Volume 36, Issue 2 , Pages 152-157, August 2008
Improved Outcomes with Endovascular Stent Grafts for Thoracic Aorta Transections
Article Outline
Abstract
Objective
To retrospectively assess the outcome of endovascular stent-graft implantation for thoracic aortic transections (ETAT).
Design
Retrospective review.
Methods
16 patients median age 30 years, treated between May 2000 and April 2007. Median injury severity score was 33 (range 29 to 66) in 14 acute patients; 2 patients had thoracic pseudoaneurysms. The Cook-Zenith endograft was used in eight patients, Medtronic-Talent (6) and Gore-Excluder (2). Average procedure time was 90 minutes, blood loss 100 (range 40 to 3000) mls, screening time 10.8 (range 5.9 to 22.6) minutes, and contrast dose was 195 (range 60 to 400) mls.
Results
Graft deployment was successful in all cases. There was one death within 30 days. The left subclavian artery was completely covered in one case, and partially in three. Two patients had Type I endoleak, and one delayed Type II endoleak. One patient had iatrogenic right coronary artery dissection. Two patients developed difficult to treat hypertension, and one acute renal failure.
Conclusion
Endovascular intervention is a safe and effective treatment for aortic transection in multiple trauma patients. ETAT reduces the major morbidity and mortality associated with open repair in multiple trauma patients. The majority of these patients are young and long-term follow up is necessary to assess graft durability.

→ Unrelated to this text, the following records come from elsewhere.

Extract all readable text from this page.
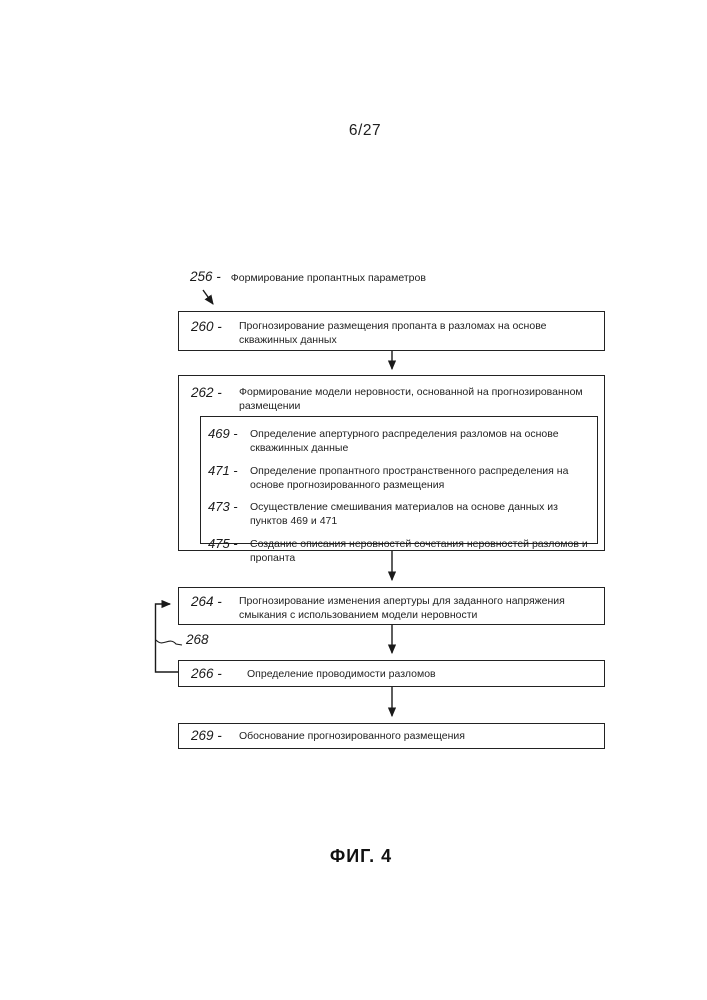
6/27
256 - Формирование пропантных параметров
260 -	Прогнозирование размещения пропанта в разломах на основе скважинных данных
262 -	Формирование модели неровности, основанной на прогнозированном размещении
469 -	Определение апертурного распределения разломов на основе скважинных данные
471 -	Определение пропантного пространственного распределения на основе прогнозированного размещения
473 -	Осуществление смешивания материалов на основе данных из пунктов 469 и 471
475 -	Создание описания неровностей сочетания неровностей разломов и пропанта
264 -	Прогнозирование изменения апертуры для заданного напряжения смыкания с использованием модели неровности
268
266 -	Определение проводимости разломов
269 -	Обоснование прогнозированного размещения
ФИГ. 4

Keywords: Thoracic aortic transection, Multiple trauma, Stent-grafts
Introduction
Thoracic aortic rupture or transection (TAT) is an acute and commonly fatal, deceleration or blunt injury, associated with multiple trauma. Rupture of the thoracic aorta is the second most common cause of death from motor vehicle accidents (after head injury) with an overall mortality of over 90%.1, 2 TAT is immediately fatal in 85% of cases, and of those arriving in hospital alive, 60 to 70% will survive if given appropriate and timely treatment.3
TAT typically involve the intima and media; is nearly always transverse to the axis of the vessel, and may be complete or incomplete as characterized by Parmley et al.1 Over ninety percent of TAT occur in the ‘peri-isthmic’ region of the thoracic aorta, adjacent to the ligamentum arteriosum and just distal to the left subclavian artery.4, 5 The mechanism of injury of TAT is thought to involve sudden deceleration in high-speed impacts, especially frontal, or right and left side impacts, and perhaps associated with vehicle roll.2, 3 This frequently involves shearing or bending stresses, from movement of the relatively mobile aortic arch with respect to the descending aorta.6, 7, 8 Patients with TAT usually have multiple injuries, and patients in the Prospective Study of Blunt Aortic Injury had a mean Injury Severity Score of 42.3
The first successful surgical repair of TAT was reported in 1960,9 and standard recommended management included angiography and urgent surgery.1 Surgery is usually performed via a posterolateral thoracotomy, using a clamp and sew technique, or cardiopulmonary bypass; and carries a substantial risk of death and paraplegia.10 Some authorities have encouraged delayed operative management, in patients with multiple severe associated injuries, until a physiologically more appropriate time.11, 12, 13 Aggressive medical management is used to ‘stabilize’ patients until operative repair, but the risk of fatal aortic rupture remains.3 Some patients however do survive without treatment and may develop chronic pseudoaneurysms, or even complete resolution.14
The advent of endovascular stent-graft therapy has revolutionized the repertoire of treatment options for vascular diseases.15, 16, 17 The first case of endovascular management of TAT was reported in 1988.15 Further reports established that treatment with endovascular stents is technically feasible, less invasive, and associated with less physiological insult to critically injured patients.18, 19 We report our seven-year experience of endovascular therapy for patients with thoracic aortic injury (ETAT).
Methods
We retrospectively reviewed all patients with TAT presenting to two Level I trauma centres in Sydney, New South Wales, Australia between May 2000 and April 2007. All patients with multiple injuries, were scored for injury severity on admission using an anatomical scoring system, and further assessed, investigated and managed with the multiple trauma protocol (Advanced Trauma Life Support guidelines).20, 21
All trauma victims had a chest radiograph. The radiographic findings that most accurately indicate the possibility of mediastinal blood include disturbance of the normal shadows of the mediastinal contour, (obscured aortic arch or descending aorta; abnormal contour of the arch; loss of the aorto-pulmonary window; widening of the left paraspinal stripe or extension to the left extra-pleural apex and right paratracheal soft tissue density). A widened mediastinum (greater than 8
cm at the level of the arch), or a mediastinal/chest width ratio of >0.25% has been popular but unreliable, indicators of potential aortic injury. All patients with suspected TAT had contrast-enhanced computerized tomography (CTA), providing angiographic-like images of the aorta and great vessel.22, 23 Multi-detector CT confirmed the diagnosis of TAT in all cases, and the reconstructed images were used in planning for endovascular and open surgery24 (Fig. 1).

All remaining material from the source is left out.